Le téléfilm occupe une position intermédiaire curieuse — trop cher pour une série, trop court pour le cinéma, mais avec ses propres règles économiques qui se font sentir sur le plateau. On planifie différemment d'un long métrage : non pas en raison d'une ambition artistique, mais parce que le temps de diffusion est fixe et que le budget ne pardonne aucun dépassement. 4 à 6 semaines de tournage pour 90 à 120 minutes de contenu — c'est de l'efficacité sous pression, sans tomber dans la rapidité fragmentée des soaps quotidiens.
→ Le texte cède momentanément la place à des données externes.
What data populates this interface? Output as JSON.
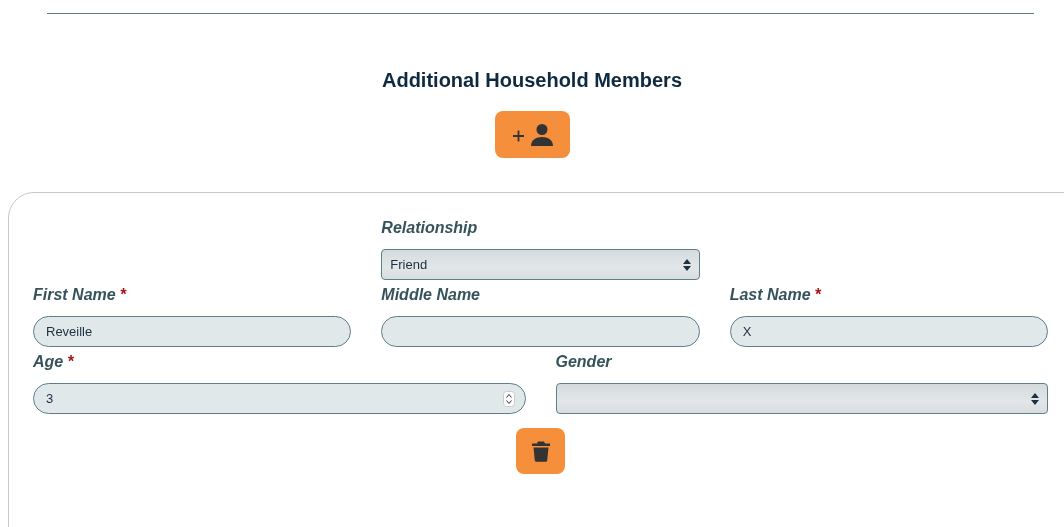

Sur le plan artisanal, cela se remarque immédiatement. Le mouvement de caméra reste fonctionnel ; les longues séquences Steadicam ou les angles expérimentaux sont des luxes que le budget ne permet pas. On travaille plutôt avec des schémas classiques de plan-contreplan, avec un savoir-faire établi, rapide à filmer et qui fonctionne auprès du public. La mise en lumière est pragmatique, mais pas négligée — un directeur de la photographie planifie ici pour des résolutions moyennes (souvent encore en HD, parfois en 4K), avec un éclairage qui doit être installé en quatre à cinq heures. Le son est pris au sérieux, mais l'image n'est pas sur-exposée par l'étalonnage. Il s'agit de clarté et de lisibilité émotionnelle, pas de déclarations visuelles.
La distribution est l'argument de vente — un nom connu porte le film, souvent avec des acteurs secondaires stables issus de la télévision ou du théâtre. Cela se répercute sur la communication sur le plateau : moins d'egos qu'un long métrage de cinéma, mais des attentes professionnelles. La dramaturgie suit des structures classiques — exposition claire, conflit qui s'intensifie, résolution émotionnellement satisfaisante. Le public attend une conclusion en 90 minutes, pas de fins ouvertes.
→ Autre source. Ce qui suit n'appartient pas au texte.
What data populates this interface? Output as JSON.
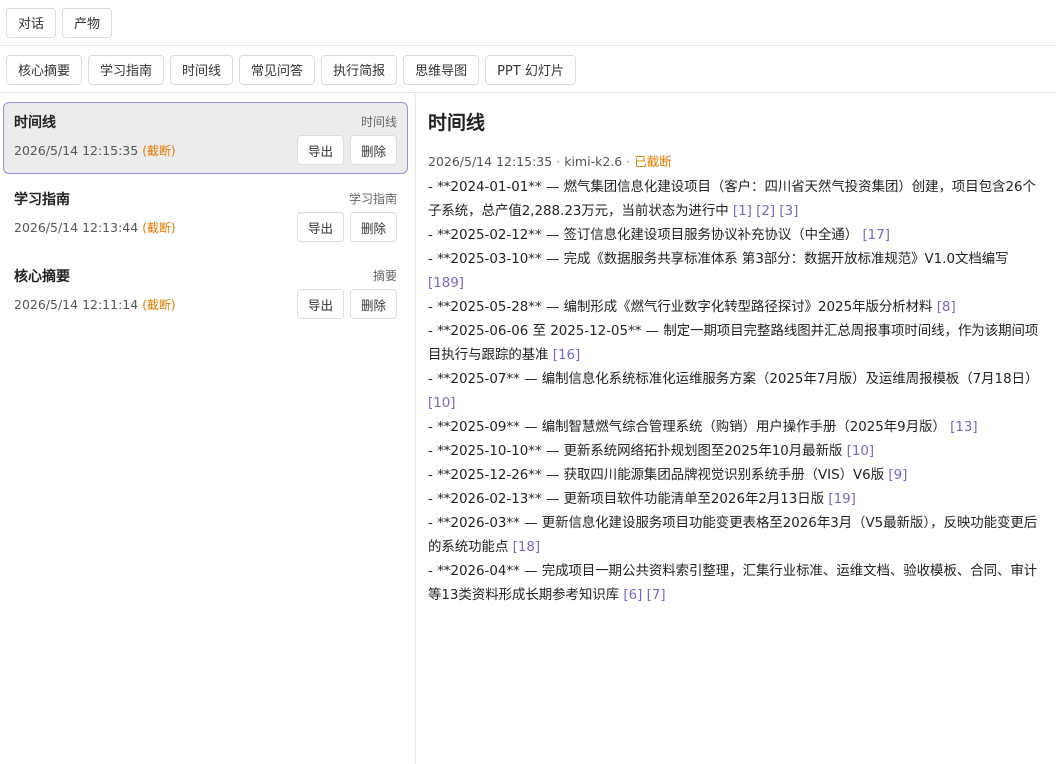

Économiquement, le téléfilm est aujourd'hui sous pression — le streaming a déplacé la logique de production, et de nombreuses chaînes publiques produisent moins d'originaux au format classique. Là où il est encore produit, c'est souvent sur commande de la chaîne avec des délais fixes ; cela donne une sécurité, mais exige des processus planifiés à la minute près. La post-production suit un calendrier serré : montage en 6 à 8 semaines, correction des couleurs et mixage sonore peu avant le jour de diffusion. Pas de longues projections tests comme au cinéma. Le travail est précis, ciblé et reflète une certaine culture de production — pas d'élite, pas de produit de masse, mais solide sur le plan artisanal, orienté vers le public.